What is an Experiment
?
An experiment sets up a configuration that specifies (by default) a grid search over variables. If none of the special classes such as IterableVariable
, LinearVariable
, LogLinearVariable
etc are used as values in the configuration dictionary, this will specify only a single trial. However, if these special types are used, an experiment will have multiple trials, whose configurations are created via a grid search over the special AbstractVariable
s provided, with each of these values being replaced by a single element in these iterables.

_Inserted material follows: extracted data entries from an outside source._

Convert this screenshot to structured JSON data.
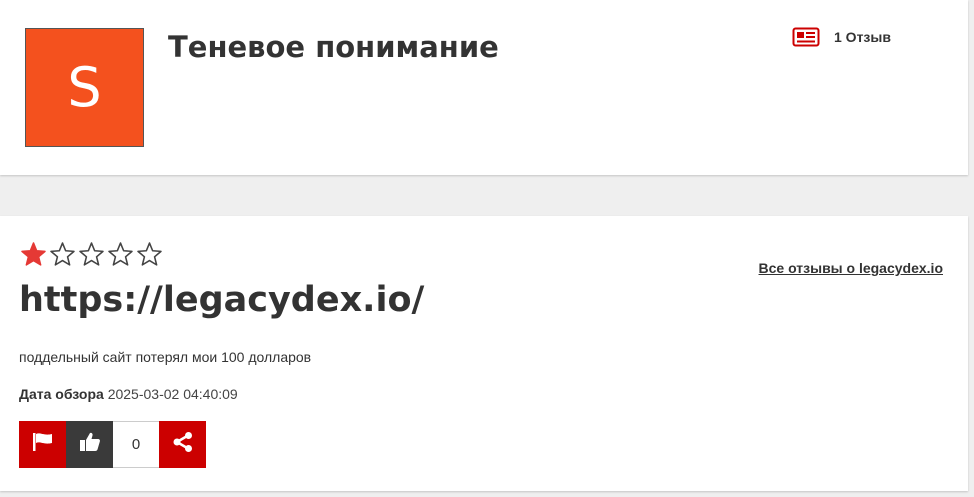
{
  "profile": {
    "avatar_letter": "S",
    "avatar_color": "#f4511e",
    "name": "Теневое понимание",
    "review_count": "1 Отзыв",
    "review_icon": "newspaper-icon"
  },
  "review": {
    "rating": 1,
    "rating_max": 5,
    "star_color": "#e53935",
    "site_url": "https://legacydex.io/",
    "all_reviews_link": "Все отзывы о legacydex.io",
    "text": "поддельный сайт потерял мои 100 долларов",
    "date_label": "Дата обзора",
    "date_value": "2025-03-02 04:40:09",
    "likes": "0",
    "actions": {
      "flag_icon": "flag-icon",
      "like_icon": "thumbs-up-icon",
      "share_icon": "share-icon"
    }
  },
  "colors": {
    "accent": "#cc0000",
    "dark_button": "#3a3a3a",
    "background": "#efefef"
  }
}
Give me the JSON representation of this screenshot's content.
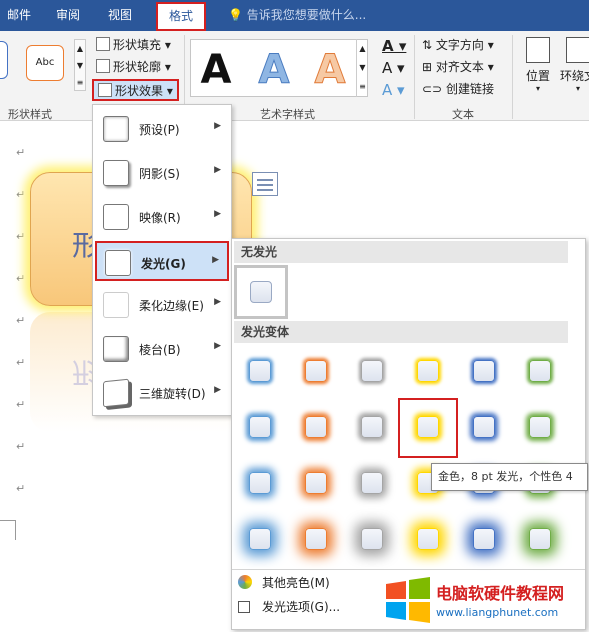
{
  "tabs": [
    {
      "label": "邮件"
    },
    {
      "label": "审阅"
    },
    {
      "label": "视图"
    },
    {
      "label": "格式"
    }
  ],
  "tell_me": "告诉我您想要做什么...",
  "ribbon": {
    "shape_styles": {
      "sample": "Abc",
      "group_label": "形状样式"
    },
    "shape_fill": "形状填充",
    "shape_outline": "形状轮廓",
    "shape_effects": "形状效果",
    "wordart": {
      "letter": "A",
      "group_label": "艺术字样式"
    },
    "text": {
      "direction": "文字方向",
      "align": "对齐文本",
      "link": "创建链接",
      "group_label": "文本"
    },
    "arrange": {
      "position": "位置",
      "wrap": "环绕文"
    }
  },
  "doc": {
    "shape_text": "形",
    "para_mark": "↵"
  },
  "effects_menu": {
    "items": [
      {
        "label": "预设(P)"
      },
      {
        "label": "阴影(S)"
      },
      {
        "label": "映像(R)"
      },
      {
        "label": "发光(G)"
      },
      {
        "label": "柔化边缘(E)"
      },
      {
        "label": "棱台(B)"
      },
      {
        "label": "三维旋转(D)"
      }
    ]
  },
  "glow_gallery": {
    "no_glow": "无发光",
    "variants": "发光变体",
    "more_colors": "其他亮色(M)",
    "options": "发光选项(G)...",
    "colors": [
      "#5b9bd5",
      "#ed7d31",
      "#a5a5a5",
      "#ffd700",
      "#4472c4",
      "#70ad47"
    ]
  },
  "tooltip": "金色，8 pt 发光，个性色 4",
  "watermark": {
    "title": "电脑软硬件教程网",
    "url": "www.liangphunet.com"
  }
}
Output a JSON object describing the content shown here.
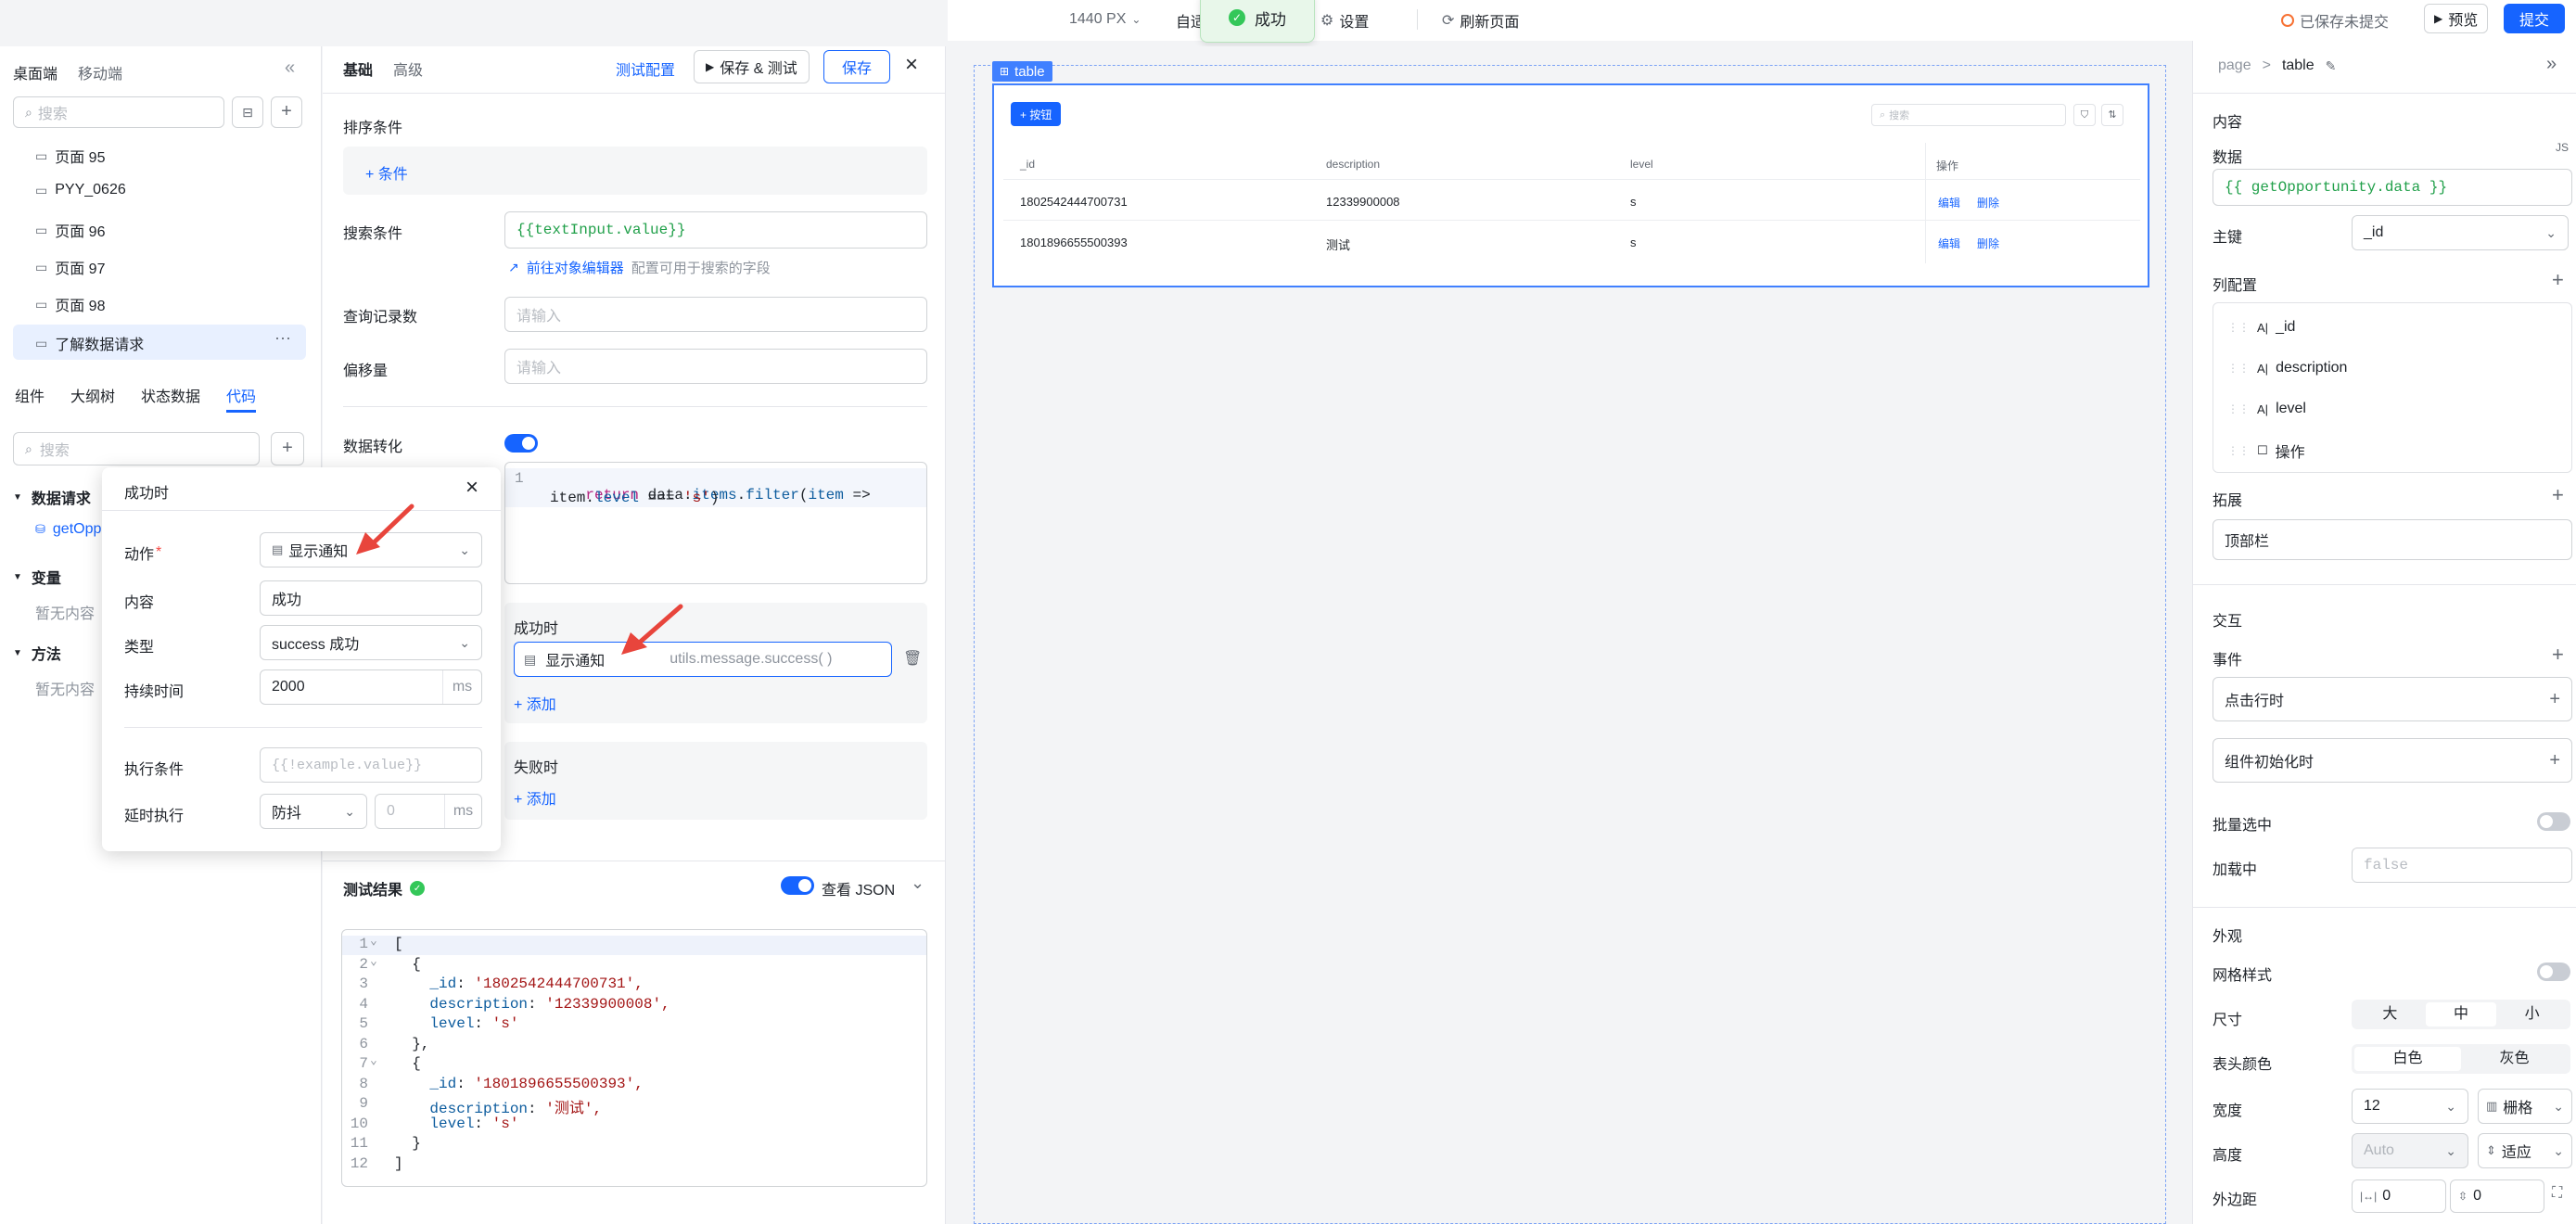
{
  "topbar": {
    "width_label": "1440 PX",
    "auto_label": "自适",
    "settings_label": "设置",
    "refresh_label": "刷新页面",
    "saved_status": "已保存未提交",
    "preview_label": "预览",
    "submit_label": "提交"
  },
  "toast": {
    "text": "成功"
  },
  "left": {
    "tabs": [
      "桌面端",
      "移动端"
    ],
    "search_placeholder": "搜索",
    "pages": [
      "页面 95",
      "PYY_0626",
      "页面 96",
      "页面 97",
      "页面 98",
      "了解数据请求"
    ],
    "bottom_tabs": [
      "组件",
      "大纲树",
      "状态数据",
      "代码"
    ],
    "search2_placeholder": "搜索",
    "groups": {
      "data_request": "数据请求",
      "data_item": "getOpp",
      "variables": "变量",
      "variables_empty": "暂无内容",
      "methods": "方法",
      "methods_empty": "暂无内容"
    }
  },
  "popup": {
    "title": "成功时",
    "action_label": "动作",
    "action_value": "显示通知",
    "content_label": "内容",
    "content_value": "成功",
    "type_label": "类型",
    "type_value": "success 成功",
    "duration_label": "持续时间",
    "duration_value": "2000",
    "duration_unit": "ms",
    "condition_label": "执行条件",
    "condition_placeholder": "{{!example.value}}",
    "delay_label": "延时执行",
    "delay_mode": "防抖",
    "delay_value": "0",
    "delay_unit": "ms"
  },
  "config": {
    "tabs": [
      "基础",
      "高级"
    ],
    "test_config": "测试配置",
    "save_test": "保存 & 测试",
    "save": "保存",
    "sort_label": "排序条件",
    "add_condition": "+ 条件",
    "search_label": "搜索条件",
    "search_value": "{{textInput.value}}",
    "object_editor_link": "前往对象编辑器",
    "object_editor_hint": "配置可用于搜索的字段",
    "query_count_label": "查询记录数",
    "query_count_placeholder": "请输入",
    "offset_label": "偏移量",
    "offset_placeholder": "请输入",
    "transform_label": "数据转化",
    "transform_code_line1": "return data.items.filter(item =>",
    "transform_code_line2": "item.level === 's')",
    "on_success_label": "成功时",
    "on_success_action": "显示通知",
    "on_success_code": "utils.message.success( )",
    "add_label": "+ 添加",
    "on_fail_label": "失败时",
    "add_label2": "+ 添加",
    "result_label": "测试结果",
    "view_json_label": "查看 JSON",
    "json_lines": [
      "[",
      "  {",
      "    _id: '1802542444700731',",
      "    description: '12339900008',",
      "    level: 's'",
      "  },",
      "  {",
      "    _id: '1801896655500393',",
      "    description: '测试',",
      "    level: 's'",
      "  }",
      "]"
    ]
  },
  "canvas": {
    "table_tag": "table",
    "add_button": "+ 按钮",
    "search_placeholder": "搜索",
    "columns": [
      "_id",
      "description",
      "level",
      "操作"
    ],
    "rows": [
      {
        "id": "1802542444700731",
        "description": "12339900008",
        "level": "s",
        "edit": "编辑",
        "delete": "删除"
      },
      {
        "id": "1801896655500393",
        "description": "测试",
        "level": "s",
        "edit": "编辑",
        "delete": "删除"
      }
    ]
  },
  "right": {
    "breadcrumb_page": "page",
    "breadcrumb_sep": ">",
    "breadcrumb_current": "table",
    "content_title": "内容",
    "data_label": "数据",
    "js_badge": "JS",
    "data_value": "{{ getOpportunity.data }}",
    "key_label": "主键",
    "key_value": "_id",
    "columns_label": "列配置",
    "columns": [
      "_id",
      "description",
      "level",
      "操作"
    ],
    "extend_label": "拓展",
    "extend_value": "顶部栏",
    "interaction_title": "交互",
    "events_label": "事件",
    "event_row_click": "点击行时",
    "event_init": "组件初始化时",
    "batch_select_label": "批量选中",
    "loading_label": "加载中",
    "loading_value": "false",
    "appearance_title": "外观",
    "grid_style_label": "网格样式",
    "size_label": "尺寸",
    "size_options": [
      "大",
      "中",
      "小"
    ],
    "header_color_label": "表头颜色",
    "header_color_options": [
      "白色",
      "灰色"
    ],
    "width_label": "宽度",
    "width_value": "12",
    "width_unit": "栅格",
    "height_label": "高度",
    "height_value": "Auto",
    "height_unit": "适应",
    "margin_label": "外边距",
    "margin_h": "0",
    "margin_v": "0"
  }
}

As an example the following configuration:
config = Dict{Symbol, Any}(
:a => IterableVariable(["a", "b"]),
:b => LinearVariable(1, 4, 5),
:c => "constant value"
)
Since the first two parts are marked with a type of AbstractVariable
(or concrete type of), these will form our grid search. The actual configurations will look like the following code:
for a in ["a", "b"]
for b in LinRange(1, 4, 5)
trial_config = Dict{Symbol, Any}(
:a => a,
:b => b,
:c => "constant value"
)
end
end
A matched variable will not form part of the grid, but works as follows:
matched = rand(2*5)
i = 1
for a in ["a", "b"]
for b in LinRange(1, 4, 5)
trial_config = Dict{Symbol, Any}(
:a => a,
:b => b,
:c => "constant value",
:matched => matched[i]
)
i += 1
end
end
The matched variable must have as many entries as there are in the grid search.